This article discusses all the dataset prerequisites for univariate time series forecasting before uploading it to Obviously AI. This ensures your dataset is clean and machine learning ready and ultimately generates high quality predictions.
Time series forecasting is an important area of machine learning because there are so many prediction problems that involve a time component. Time series adds an explicit order dependence between observations. In univariate time series forecasting, only one variable varies over time. Thus, it is crucial that the dataset is tailored accordingly to generate accurate predictions within just a few minutes.
The data requirements for time series are as follows:
File size: Depending on the data source of the file, the data size limit changes. Currently, we support CSV files (size limit of 25 MB) , integration with different databases (MySQL, PostgreSQL, SQL Server, etc.) and uploading files from dropbox (size limit within 1GB).
Date column: The date column must be the first column in the dataset. The recommended date formats are YYYY-MM-DD or YYYY/MM/DD. There is no restriction to the column name as such, it can be anything, by default the first column will be treated as the date column by the platform. Most of the real world time series datasets are of the following levels: Daily/Weekly/Monthly/Quarterly and is also supported by our platform.
Prediction column: One time-dependent variable that is the prediction column in the dataset. In general, it is recommended to just have the date and prediction columns in the dataset. But, the platform also gives the option to choose the appropriate column for time series prediction, in case the dataset has other columns. This is also helpful when there are multiple time dependent variables and each of them can then be used as a prediction column in turn, if required.
Additionally, you need to choose the data level, aggregate function and seasonality of your data. This is easy, since if your data is at daily level, you choose Data Level as “Day” and the “Seasonality” is automatically set to 7 (can be changed to 30, 365 as well, recommended is 365). Similarly, for monthly/weekly/quarterly levels, the seasonality automatically sets to the corresponding value.
The aggregate function allows adding/averaging the data over the specified data level. As shown you can choose either sum or mean from the dropdown (default being sum).

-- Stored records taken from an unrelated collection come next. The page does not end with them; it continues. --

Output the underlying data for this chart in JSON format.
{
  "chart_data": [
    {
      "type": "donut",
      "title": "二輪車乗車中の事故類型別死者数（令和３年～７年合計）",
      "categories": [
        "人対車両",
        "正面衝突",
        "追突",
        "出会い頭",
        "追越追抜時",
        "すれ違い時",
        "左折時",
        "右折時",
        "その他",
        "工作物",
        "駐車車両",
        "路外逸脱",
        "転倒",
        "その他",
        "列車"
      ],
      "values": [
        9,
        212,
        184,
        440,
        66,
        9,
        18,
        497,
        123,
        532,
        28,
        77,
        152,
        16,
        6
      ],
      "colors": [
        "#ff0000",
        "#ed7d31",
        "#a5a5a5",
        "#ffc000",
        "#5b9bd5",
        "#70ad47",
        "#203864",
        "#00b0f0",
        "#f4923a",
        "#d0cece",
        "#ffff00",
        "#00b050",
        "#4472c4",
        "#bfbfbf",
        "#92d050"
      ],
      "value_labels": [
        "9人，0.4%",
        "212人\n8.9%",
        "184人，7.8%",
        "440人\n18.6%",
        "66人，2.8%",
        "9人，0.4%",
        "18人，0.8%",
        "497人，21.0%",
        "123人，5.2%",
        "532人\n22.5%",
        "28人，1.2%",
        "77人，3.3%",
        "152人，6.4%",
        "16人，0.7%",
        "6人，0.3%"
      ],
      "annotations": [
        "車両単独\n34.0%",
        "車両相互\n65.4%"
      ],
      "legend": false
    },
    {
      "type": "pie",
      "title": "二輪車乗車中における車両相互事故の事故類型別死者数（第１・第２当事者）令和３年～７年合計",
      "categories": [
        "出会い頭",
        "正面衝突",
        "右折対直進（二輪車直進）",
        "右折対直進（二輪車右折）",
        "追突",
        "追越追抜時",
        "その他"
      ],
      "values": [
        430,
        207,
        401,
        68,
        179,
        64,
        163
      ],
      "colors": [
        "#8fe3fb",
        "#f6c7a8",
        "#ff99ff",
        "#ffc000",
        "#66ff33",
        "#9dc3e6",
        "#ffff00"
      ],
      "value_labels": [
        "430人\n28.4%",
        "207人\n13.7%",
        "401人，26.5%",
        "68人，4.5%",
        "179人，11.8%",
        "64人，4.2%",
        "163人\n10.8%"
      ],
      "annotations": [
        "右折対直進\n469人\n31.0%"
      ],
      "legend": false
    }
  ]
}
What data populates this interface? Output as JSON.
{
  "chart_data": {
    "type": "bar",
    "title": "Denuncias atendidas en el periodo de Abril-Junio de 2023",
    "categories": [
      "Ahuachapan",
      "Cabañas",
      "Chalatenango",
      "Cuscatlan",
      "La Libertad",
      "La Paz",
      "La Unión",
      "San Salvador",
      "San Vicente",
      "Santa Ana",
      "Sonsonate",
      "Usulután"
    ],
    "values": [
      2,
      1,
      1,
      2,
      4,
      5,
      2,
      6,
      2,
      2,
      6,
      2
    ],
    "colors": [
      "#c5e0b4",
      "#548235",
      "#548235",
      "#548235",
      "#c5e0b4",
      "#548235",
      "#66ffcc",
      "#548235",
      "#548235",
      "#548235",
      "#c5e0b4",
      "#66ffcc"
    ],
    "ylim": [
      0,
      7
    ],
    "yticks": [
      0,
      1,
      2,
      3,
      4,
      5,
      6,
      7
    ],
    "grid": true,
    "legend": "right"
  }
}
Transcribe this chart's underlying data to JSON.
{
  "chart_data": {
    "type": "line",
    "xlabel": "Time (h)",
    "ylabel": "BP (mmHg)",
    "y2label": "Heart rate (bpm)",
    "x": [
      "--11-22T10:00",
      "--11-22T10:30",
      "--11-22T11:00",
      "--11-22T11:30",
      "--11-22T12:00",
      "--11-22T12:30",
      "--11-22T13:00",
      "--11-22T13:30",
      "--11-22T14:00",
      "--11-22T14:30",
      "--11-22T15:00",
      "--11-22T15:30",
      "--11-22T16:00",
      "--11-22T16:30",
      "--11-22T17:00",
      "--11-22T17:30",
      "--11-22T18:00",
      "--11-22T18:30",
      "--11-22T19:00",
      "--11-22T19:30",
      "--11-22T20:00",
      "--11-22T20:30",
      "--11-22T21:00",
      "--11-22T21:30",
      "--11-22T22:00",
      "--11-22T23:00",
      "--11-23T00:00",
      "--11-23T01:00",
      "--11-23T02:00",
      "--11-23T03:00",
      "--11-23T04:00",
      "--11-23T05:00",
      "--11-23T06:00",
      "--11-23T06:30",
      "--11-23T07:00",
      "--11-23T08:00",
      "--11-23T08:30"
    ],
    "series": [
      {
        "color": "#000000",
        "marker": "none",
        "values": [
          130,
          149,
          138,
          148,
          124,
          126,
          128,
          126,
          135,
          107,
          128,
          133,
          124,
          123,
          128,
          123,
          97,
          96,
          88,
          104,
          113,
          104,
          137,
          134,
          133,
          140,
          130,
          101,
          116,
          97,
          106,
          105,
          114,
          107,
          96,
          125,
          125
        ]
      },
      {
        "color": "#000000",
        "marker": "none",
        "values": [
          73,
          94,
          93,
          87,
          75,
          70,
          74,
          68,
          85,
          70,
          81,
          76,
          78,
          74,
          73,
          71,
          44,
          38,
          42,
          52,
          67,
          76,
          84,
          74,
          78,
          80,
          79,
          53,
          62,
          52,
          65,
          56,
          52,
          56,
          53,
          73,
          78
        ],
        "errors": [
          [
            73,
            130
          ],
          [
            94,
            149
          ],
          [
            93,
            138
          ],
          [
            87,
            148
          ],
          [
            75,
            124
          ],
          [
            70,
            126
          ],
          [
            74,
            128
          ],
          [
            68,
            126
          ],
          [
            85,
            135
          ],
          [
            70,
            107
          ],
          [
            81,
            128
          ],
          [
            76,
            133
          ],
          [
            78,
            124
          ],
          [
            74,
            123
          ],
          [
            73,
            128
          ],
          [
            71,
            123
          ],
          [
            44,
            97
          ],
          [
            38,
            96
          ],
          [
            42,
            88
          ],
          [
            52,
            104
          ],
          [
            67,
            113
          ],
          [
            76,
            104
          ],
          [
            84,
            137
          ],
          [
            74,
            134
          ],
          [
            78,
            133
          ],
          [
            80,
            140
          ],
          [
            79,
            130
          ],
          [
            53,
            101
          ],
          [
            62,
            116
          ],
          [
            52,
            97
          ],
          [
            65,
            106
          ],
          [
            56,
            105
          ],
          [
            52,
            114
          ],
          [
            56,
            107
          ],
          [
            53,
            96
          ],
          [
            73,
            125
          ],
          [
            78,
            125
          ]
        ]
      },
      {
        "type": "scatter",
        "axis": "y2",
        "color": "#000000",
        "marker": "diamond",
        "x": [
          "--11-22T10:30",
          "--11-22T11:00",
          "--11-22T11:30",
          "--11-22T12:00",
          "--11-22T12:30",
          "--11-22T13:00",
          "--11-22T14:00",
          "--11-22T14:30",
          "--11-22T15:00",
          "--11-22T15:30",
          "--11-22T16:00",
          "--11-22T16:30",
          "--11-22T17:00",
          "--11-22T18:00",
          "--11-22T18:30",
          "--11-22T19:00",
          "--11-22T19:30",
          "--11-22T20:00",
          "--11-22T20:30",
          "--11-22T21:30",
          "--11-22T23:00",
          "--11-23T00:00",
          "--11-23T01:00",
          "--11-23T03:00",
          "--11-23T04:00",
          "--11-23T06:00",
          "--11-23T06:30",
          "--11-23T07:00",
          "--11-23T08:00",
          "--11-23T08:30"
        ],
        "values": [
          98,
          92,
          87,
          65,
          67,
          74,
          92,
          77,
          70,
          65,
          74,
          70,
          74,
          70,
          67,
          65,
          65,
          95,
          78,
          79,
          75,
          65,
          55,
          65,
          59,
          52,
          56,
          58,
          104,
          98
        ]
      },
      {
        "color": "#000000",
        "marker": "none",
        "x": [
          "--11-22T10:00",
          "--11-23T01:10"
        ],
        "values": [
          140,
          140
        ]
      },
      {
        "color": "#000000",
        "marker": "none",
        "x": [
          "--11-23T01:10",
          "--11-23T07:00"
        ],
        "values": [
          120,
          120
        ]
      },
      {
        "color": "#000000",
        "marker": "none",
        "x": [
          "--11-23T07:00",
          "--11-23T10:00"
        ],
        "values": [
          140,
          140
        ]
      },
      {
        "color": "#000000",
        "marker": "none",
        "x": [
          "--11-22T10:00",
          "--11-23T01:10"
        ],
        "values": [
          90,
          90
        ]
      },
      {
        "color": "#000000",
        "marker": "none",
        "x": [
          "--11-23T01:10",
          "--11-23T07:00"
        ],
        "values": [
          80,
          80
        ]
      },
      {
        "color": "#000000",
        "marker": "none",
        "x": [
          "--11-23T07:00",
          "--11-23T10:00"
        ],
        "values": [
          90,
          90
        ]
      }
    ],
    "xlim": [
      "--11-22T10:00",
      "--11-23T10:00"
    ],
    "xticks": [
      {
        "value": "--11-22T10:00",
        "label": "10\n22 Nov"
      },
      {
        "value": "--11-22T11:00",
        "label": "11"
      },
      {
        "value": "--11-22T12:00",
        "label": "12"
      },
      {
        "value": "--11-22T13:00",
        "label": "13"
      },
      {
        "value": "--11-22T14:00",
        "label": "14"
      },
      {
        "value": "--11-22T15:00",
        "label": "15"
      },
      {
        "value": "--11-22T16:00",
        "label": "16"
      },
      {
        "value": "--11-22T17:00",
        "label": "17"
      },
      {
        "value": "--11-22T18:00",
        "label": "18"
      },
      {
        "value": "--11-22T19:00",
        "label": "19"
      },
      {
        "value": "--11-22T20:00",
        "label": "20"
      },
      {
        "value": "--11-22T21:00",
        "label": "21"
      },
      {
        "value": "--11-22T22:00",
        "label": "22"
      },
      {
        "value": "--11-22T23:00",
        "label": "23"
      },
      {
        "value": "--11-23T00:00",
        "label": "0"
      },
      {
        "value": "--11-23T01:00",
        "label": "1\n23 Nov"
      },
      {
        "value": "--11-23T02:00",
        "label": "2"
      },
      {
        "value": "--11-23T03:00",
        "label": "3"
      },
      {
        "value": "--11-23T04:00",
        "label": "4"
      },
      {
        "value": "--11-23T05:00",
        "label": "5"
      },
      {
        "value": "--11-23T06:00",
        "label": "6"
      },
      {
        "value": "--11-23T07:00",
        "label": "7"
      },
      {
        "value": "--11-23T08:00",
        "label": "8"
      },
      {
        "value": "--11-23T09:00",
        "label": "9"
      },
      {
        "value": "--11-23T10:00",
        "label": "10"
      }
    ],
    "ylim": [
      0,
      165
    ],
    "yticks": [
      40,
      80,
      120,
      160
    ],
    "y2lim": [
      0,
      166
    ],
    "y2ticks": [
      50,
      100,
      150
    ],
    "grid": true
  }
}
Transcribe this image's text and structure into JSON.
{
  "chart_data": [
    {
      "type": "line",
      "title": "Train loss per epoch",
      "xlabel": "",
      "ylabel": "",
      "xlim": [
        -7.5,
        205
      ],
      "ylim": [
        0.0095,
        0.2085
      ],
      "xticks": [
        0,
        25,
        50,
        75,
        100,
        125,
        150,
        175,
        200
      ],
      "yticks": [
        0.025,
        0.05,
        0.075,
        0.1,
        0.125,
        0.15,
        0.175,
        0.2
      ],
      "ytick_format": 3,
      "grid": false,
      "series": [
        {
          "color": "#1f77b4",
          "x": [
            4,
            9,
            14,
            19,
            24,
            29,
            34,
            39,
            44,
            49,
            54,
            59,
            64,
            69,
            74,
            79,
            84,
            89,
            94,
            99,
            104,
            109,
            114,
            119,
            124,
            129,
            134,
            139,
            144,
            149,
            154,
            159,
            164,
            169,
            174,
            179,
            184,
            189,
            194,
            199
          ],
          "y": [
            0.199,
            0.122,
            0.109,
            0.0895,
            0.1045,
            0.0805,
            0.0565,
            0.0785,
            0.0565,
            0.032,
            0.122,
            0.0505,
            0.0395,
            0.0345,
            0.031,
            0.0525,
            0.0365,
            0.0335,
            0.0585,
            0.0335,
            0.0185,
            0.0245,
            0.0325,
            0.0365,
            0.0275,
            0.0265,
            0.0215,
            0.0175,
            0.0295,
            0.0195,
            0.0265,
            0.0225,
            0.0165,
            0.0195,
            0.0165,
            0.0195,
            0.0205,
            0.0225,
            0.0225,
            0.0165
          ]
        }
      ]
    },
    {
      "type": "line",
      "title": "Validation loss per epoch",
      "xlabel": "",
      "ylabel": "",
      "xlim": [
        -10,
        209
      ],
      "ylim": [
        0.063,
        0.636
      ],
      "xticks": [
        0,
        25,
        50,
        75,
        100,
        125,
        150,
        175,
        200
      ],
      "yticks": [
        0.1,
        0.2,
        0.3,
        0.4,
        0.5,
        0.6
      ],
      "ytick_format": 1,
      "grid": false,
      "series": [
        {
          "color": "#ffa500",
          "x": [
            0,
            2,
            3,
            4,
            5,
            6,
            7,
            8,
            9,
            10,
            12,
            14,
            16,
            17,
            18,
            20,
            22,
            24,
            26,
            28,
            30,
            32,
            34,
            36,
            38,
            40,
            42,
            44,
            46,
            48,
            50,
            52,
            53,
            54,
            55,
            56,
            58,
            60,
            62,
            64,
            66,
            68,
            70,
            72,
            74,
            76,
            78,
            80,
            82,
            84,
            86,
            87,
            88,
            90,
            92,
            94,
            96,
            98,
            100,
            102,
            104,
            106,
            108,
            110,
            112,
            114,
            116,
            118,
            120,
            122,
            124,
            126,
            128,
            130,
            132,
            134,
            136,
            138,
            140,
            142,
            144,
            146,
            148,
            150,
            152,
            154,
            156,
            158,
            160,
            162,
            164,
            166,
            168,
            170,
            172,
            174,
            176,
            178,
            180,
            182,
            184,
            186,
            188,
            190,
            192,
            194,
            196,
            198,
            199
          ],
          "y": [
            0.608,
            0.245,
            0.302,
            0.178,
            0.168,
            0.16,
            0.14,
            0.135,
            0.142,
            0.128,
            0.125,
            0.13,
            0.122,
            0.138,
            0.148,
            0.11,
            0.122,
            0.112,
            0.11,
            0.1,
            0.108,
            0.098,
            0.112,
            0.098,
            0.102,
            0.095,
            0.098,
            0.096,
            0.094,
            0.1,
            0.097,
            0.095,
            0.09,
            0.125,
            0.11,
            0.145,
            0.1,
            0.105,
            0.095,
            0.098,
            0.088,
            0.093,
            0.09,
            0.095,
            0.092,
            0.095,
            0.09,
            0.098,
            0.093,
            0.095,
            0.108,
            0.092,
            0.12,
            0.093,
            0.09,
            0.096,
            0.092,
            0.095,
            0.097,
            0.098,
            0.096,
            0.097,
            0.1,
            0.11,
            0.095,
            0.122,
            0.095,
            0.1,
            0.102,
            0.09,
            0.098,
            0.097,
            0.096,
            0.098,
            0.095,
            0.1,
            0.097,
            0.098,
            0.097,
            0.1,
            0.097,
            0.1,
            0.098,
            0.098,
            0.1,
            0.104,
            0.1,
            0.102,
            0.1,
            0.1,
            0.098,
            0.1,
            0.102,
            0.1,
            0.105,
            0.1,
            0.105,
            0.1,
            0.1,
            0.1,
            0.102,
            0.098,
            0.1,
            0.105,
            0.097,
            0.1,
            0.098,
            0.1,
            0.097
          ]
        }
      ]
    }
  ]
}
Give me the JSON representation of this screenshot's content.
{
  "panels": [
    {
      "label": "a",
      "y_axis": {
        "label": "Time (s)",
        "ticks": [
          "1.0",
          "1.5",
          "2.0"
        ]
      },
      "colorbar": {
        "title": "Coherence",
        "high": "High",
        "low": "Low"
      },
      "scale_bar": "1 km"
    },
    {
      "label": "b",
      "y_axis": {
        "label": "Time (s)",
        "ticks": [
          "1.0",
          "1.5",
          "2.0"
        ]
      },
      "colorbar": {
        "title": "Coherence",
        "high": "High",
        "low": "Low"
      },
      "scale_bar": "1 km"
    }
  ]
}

Data should have as few missing/empty values as possible: It is recommended that there should be few/no missing data points in the dataset. This ensures that the prediction results are robust and accurate. There are 2 types of missing data:
Missing values: This means that there is no corresponding value in the prediction column for a particular date. Data points with missing values are currently dropped by the platform.
Gaps in data: This means that there are gaps in the data, for example, monthly sales data but data for some months are entirely missing. Currently, instead of imputing gaps in the data, the platform does not consider them at all.